Minister für Nichtwähler: Hurra Deutschland! Von Michaela Schießl

Es tut sich was: 30 Prozent der hessischen Wähler tun nichts mehr. Sie verweigern den orgiastischen Höhepunkt eines jeden demokratischen Bürgerlebens: den Urnengang. Doch nicht genug. Sie schalten feixend von „Tagesschau“ auf „Hurra Deutschland“. Fast ein Drittel der Hessen sind es, die offenbar abgeschlossen haben mit Parlamentarismus, Parteien und Palaver. Alarmstufe rot im Raumschiff Bonn! APO, raunt es durchs Wasserwerk, Revolution, eine gefährliche Schwächung der Demokratie ist im Anzug. Diäten, Prämien, Ruhm und Reisen, alles steht in Frage, wenn die Ausreißer nicht hurtigst wieder freiheitlich-demokratisch eingefangen werden können. Der gemeine Parlamentarier beginnt, intensiv nachzudenken. Die Stunden vergehen. Doch Teufel, inhaltlich will sich einfach keine Idee einstellen. Vielleicht strukturell? Endlich springt einer auf. Da ist sie, die Lösung! Wir ernennen die Abtrünnigen einfach zu einer eigenen Partei. Damit gehören sie praktisch zu uns, bleiben dem System verbunden, ja, stützen es geradezu! Allgemeiner Jubel, die Staatskrise ist abgewendet.

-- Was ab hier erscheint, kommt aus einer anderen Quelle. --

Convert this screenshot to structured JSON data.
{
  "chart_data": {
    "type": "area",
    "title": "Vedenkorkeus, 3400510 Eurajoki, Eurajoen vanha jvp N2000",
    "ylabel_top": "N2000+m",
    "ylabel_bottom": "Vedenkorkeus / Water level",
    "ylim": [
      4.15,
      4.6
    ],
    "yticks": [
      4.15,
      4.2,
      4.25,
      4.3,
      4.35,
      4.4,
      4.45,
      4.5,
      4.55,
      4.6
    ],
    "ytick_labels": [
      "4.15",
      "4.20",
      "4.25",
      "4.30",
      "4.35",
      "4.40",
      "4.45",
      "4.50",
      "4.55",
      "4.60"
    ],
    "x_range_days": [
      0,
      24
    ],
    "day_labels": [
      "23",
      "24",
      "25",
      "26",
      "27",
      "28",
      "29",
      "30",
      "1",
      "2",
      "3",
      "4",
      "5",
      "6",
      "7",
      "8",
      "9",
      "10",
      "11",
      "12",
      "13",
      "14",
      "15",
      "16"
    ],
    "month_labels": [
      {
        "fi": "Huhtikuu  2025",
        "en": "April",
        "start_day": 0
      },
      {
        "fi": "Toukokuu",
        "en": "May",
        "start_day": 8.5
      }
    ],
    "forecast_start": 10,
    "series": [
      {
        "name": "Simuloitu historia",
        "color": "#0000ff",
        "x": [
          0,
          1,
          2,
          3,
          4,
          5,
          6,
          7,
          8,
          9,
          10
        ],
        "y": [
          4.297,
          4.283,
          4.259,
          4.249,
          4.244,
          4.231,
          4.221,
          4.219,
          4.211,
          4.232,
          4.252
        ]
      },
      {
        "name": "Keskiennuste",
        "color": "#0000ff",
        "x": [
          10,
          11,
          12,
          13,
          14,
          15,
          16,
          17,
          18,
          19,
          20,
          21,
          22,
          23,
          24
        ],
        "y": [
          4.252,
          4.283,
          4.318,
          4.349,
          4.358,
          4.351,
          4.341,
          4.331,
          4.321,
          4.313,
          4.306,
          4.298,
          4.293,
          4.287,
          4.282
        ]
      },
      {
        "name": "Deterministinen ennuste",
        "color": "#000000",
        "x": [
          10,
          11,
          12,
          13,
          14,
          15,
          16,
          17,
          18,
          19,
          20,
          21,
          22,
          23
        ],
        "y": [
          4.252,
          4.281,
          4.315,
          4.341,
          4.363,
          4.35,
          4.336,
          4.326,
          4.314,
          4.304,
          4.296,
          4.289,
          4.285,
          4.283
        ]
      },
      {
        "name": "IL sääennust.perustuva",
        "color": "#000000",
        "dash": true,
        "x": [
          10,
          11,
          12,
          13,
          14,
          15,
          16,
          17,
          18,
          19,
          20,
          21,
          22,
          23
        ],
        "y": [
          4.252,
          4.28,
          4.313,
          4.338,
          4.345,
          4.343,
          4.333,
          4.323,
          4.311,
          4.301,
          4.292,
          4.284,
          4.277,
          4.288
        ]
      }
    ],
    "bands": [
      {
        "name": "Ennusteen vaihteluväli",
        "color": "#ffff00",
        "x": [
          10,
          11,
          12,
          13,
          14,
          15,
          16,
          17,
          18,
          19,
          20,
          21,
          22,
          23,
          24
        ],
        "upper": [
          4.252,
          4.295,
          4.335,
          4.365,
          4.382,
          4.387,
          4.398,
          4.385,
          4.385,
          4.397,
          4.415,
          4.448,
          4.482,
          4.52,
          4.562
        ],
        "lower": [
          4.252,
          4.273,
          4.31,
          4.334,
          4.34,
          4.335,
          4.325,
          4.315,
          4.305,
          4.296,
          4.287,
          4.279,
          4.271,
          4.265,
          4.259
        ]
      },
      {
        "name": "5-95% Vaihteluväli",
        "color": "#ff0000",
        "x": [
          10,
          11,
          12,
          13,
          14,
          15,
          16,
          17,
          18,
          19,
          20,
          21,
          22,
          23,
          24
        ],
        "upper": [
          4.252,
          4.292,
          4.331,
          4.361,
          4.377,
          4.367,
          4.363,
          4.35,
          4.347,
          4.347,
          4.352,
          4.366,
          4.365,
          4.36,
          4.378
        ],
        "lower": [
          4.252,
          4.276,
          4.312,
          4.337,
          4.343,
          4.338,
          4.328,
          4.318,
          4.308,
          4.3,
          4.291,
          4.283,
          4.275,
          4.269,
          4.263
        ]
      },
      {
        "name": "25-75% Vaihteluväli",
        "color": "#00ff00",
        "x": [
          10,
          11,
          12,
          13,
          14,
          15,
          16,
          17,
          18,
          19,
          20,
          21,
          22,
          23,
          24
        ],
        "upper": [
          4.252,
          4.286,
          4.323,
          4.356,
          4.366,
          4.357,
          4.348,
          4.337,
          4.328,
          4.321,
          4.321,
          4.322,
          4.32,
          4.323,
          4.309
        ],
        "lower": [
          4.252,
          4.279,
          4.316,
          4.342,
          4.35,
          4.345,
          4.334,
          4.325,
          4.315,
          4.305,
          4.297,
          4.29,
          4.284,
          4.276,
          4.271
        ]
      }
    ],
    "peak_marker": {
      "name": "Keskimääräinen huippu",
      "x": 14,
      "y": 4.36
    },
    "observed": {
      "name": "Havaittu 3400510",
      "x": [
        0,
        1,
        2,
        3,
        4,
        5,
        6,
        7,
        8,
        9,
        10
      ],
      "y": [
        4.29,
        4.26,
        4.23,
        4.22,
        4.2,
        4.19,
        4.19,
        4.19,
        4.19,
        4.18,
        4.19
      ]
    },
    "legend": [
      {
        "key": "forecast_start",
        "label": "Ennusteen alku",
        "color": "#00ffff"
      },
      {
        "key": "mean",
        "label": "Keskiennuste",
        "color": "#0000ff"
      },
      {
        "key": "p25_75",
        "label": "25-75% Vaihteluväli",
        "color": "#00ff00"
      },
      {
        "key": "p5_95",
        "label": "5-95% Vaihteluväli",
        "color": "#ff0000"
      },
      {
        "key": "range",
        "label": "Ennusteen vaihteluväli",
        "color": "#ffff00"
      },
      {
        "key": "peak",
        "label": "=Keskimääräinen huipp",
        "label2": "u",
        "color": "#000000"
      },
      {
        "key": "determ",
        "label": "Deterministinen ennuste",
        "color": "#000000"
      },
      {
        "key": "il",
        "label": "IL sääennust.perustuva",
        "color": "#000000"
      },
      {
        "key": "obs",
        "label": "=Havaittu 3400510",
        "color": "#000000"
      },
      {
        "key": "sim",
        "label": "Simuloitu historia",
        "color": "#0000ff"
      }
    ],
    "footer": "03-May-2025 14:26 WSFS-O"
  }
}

Flugs werden die öffentlich- rechtlichen Anstalten kontaktiert, und kurz darauf berichten die Wahlanalytiker direkt nach der Auszählung von der neuen „Partei der Nichtwähler“.

Da wundert sich die Protest- Hessin zu Hause. Tagsüber gab sie wütend ihr Votum der Politik- Verweigerung ab, und abends ist sie Parteimitglied der zweitgrößten Partei Hessens. „Betrug“, brüllt sie, und „Vereinnahmung“, und „nicht mit mir“. Sie greift zum Telefonhörer. Wenig später rottet sich in einer Wohnung in Frankfurt der harte Nichtwählerkern zusammen. Dem hinterlistigen Affront der Parlamentarier muß begegnet werden. Aber wie? Eine weitere Verweigerung scheidet nach dem jüngsten Flop aus, ein echter Denkzettel muß her. Demonstrationen? Presserklärungen? Rathausstürmung? „Nein. Wir müssen sie mit den eigenen Waffen schlagen. Gegenminister aufstellen. Laßt uns einen Minister der Nichtwähler fordern.“ Jubel in der Frankfurter Wohnung. Zu dumm nur, daß keiner kandidieren will. Woher einen Profi-Minister nehmen? „Von der Plakatwand! Wir jagen ihnen die Philip-Morris-Minister auf den Hals.“ Das ist es. Dem leichtlebigen Hacienda-Streibl wird mit dem Light-American- Zukunftsminister Ossi Urs gedroht. Der nämlich nimmt sein Volk mit zum talk with tomorrow nach New York. Motto: „Nur was wir verstehen, können wir beeinflussen.“ Streibl! Entweder wir dürfen das nächste Mal mit auf die Hacienda, oder Dein „tomorrow“ steht in den Sternen!

Auf Björn Engholms Sozial- Geldbote Jansen wartet das Love-Modul der Liebesministerin. Er wird mit Reiner Pfeiffer ans Gerät geschnallt, um die gegenseitigen Vibrations zu testen. Harmonie total oder Chaos? Sozialtat oder Schweigegeld? Wirtschaftsminister Rexrodt muß per Cyberspace Fluchtwege in künstliche Steuerwelten erkunden, während der Music-Minister die Lautsprecheranlage im neuen Bundestagshaus hipphopp repariert und 'ne neue Platte auflegt im Parteienorchester. Na, Ihr hohen Herren in Bonn, wie schmeckt Euch das? Angst? Na also. Und nennt uns nie wieder eine Partei.